Kutlug Ataman
Paradise and Küba
A Critical Review
I felt that these installations worked well within the course content.
I’ll start by showing giving the Vancouver Art Gallery’s website description of the show.
In his newly commissioned video installation, Kutlug Ataman offers a remarkable portrait of twenty-four southern Californians who describe their encounter with that place they call “paradise.” For the first time, Paradise will be paired with Ataman’s 2004 Carnegie Prize- winning video installation entitled Küba, an equally powerful portrait of another utopian community, this one situated on the outskirts of Istanbul.
Here is the link
http://www.vanartgallery.bc.ca/the_exhibitions/exhibit_kutlug_ataman.html
In being present to view these video installations, you are free to roam about each room. Located across from one another in separate rooms the shows are separately successfully and together compliment each other greatly. I entered Küba first. Old television sets, furniture and a miscellany of chairs were lined up in the room. On the face of each set the was the face of a person speaking the the camera. Their voices crank out of the tv sets drowning each other out. Each speaking their own story, opinion and life. A sense of a world that is not familiar to myself at least, the aged condition of the furniture and tvs lends to a sense of the old fashioned. This greatly contrasted with the pristine white cube chairs, flat-screens and quiet of the Paradise installation. Complementing the idea of Orange County desirable achievement of what some consider to be perfection.

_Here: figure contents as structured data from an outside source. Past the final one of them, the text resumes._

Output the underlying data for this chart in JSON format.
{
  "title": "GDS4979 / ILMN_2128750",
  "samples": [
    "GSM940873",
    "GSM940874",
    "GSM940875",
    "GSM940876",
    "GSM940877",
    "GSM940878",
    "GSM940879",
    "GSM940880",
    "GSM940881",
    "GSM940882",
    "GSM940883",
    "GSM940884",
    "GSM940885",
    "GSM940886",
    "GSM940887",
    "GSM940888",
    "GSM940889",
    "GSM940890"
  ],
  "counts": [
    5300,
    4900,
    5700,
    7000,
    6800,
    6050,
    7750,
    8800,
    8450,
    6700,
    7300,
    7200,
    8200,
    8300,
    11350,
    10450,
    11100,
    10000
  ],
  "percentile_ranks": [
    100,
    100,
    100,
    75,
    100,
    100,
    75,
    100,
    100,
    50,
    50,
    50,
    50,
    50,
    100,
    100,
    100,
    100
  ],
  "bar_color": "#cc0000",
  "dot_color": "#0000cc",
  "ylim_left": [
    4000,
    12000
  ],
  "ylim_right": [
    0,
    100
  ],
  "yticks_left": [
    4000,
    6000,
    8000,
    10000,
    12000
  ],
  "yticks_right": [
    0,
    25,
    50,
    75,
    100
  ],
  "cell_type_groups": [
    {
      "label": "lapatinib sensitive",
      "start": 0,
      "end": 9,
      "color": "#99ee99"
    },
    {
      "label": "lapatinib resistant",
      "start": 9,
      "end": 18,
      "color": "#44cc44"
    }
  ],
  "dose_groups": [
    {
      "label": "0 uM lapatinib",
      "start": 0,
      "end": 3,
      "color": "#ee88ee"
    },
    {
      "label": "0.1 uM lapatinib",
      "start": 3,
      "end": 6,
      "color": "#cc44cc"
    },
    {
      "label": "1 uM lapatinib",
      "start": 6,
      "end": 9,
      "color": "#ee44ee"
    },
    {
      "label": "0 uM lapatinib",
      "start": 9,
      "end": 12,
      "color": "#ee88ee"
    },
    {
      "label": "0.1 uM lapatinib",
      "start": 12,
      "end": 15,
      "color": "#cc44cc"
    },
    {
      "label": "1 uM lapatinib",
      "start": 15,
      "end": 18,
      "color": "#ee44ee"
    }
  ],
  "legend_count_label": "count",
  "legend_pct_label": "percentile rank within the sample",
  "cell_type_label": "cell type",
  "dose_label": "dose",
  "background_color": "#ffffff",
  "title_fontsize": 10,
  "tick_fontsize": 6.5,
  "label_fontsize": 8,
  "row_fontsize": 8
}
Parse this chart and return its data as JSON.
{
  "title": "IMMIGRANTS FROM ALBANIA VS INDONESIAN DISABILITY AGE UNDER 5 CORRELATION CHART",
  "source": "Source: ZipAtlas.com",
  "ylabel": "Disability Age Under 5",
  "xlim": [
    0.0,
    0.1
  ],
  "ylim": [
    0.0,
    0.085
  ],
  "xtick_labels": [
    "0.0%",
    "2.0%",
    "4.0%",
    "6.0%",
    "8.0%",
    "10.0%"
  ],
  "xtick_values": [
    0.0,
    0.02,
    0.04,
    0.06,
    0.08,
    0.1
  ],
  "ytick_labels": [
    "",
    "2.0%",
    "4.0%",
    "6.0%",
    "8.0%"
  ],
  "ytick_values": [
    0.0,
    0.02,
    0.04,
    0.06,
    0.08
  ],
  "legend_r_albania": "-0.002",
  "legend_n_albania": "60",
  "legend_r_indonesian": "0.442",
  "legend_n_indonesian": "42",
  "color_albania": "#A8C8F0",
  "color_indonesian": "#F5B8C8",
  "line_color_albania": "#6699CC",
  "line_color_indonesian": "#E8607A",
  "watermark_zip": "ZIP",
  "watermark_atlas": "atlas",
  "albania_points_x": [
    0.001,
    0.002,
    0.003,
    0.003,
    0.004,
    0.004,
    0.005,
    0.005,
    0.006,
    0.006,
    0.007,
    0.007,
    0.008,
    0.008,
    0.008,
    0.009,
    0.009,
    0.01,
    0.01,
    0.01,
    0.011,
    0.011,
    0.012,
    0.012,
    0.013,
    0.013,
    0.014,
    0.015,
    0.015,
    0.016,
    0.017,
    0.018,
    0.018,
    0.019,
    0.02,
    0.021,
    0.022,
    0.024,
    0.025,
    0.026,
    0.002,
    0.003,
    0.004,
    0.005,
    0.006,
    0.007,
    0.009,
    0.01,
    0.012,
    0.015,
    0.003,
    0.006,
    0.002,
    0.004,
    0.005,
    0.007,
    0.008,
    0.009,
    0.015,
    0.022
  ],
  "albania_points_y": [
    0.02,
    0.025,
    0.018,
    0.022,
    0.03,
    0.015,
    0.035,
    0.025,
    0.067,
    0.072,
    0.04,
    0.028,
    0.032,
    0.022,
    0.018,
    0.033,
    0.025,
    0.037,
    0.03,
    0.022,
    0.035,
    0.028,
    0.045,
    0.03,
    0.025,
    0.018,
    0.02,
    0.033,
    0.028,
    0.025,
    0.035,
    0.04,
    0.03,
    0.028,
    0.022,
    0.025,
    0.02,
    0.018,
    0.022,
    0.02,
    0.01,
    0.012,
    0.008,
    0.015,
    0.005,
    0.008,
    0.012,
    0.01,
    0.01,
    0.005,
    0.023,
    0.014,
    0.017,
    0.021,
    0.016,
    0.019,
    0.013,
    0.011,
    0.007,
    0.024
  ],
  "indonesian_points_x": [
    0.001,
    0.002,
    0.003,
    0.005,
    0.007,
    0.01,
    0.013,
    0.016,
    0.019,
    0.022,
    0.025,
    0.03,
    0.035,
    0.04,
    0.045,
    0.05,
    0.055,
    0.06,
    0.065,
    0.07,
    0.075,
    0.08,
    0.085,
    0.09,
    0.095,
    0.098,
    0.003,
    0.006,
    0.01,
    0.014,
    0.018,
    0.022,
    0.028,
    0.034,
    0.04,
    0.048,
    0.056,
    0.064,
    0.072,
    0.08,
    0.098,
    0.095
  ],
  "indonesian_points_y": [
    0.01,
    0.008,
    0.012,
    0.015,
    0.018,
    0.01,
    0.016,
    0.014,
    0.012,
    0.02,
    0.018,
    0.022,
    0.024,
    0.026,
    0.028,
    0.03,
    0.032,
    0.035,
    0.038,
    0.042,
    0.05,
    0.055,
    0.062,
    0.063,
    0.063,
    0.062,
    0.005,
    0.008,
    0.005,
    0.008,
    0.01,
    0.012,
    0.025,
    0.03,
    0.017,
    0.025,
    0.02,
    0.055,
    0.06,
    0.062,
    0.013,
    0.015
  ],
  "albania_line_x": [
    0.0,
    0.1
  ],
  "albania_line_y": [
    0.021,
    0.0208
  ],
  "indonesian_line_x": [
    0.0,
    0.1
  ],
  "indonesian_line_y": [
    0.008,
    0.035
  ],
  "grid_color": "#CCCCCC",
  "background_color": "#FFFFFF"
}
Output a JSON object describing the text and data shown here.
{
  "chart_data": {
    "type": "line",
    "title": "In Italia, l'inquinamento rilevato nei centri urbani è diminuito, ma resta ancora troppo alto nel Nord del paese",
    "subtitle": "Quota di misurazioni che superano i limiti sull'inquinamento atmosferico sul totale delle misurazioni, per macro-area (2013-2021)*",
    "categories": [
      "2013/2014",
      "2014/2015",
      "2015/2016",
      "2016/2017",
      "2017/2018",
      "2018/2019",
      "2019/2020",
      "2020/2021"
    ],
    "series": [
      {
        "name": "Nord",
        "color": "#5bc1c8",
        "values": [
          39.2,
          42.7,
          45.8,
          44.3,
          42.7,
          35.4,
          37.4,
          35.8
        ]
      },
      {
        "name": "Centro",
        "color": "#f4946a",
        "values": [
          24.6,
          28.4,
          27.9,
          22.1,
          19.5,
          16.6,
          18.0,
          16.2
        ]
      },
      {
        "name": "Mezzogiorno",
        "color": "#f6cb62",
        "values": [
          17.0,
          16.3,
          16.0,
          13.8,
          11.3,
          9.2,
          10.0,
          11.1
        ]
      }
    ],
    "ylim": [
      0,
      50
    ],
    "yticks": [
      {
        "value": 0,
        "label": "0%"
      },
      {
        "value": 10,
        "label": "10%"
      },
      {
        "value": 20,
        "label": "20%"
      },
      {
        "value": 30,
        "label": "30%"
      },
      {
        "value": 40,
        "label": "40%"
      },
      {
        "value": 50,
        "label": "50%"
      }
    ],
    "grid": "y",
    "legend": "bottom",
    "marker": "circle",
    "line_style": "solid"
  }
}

The two exhibitions present themselves as opposites, new and old. But in reality they are one in the same. They are portraits of people. The tactic in which they are presented not on a simple DVD you can take home and watch, but in a space one can spend hours navigating, viewing as a whole, or sitting to listen to an individual. I find the word interview being questioned in a traditional sense, it is not a series of questions being posed and answers and recorded. Its as though Ataman has found little pieces of each person that in themselves lend to this idea of the public as a whole. The simultaneous existence of these peoples voices in the spaces of the two rooms, I find mirrors society in a way.
What I find unfortunate is that those who do not take the time to listen may find that they are existing as opposites, old/new, sad/happy. However I think they are both equally well rounded with negative/positive aspects of the human condition, existing forever unchanged in a variety of different community landscapes.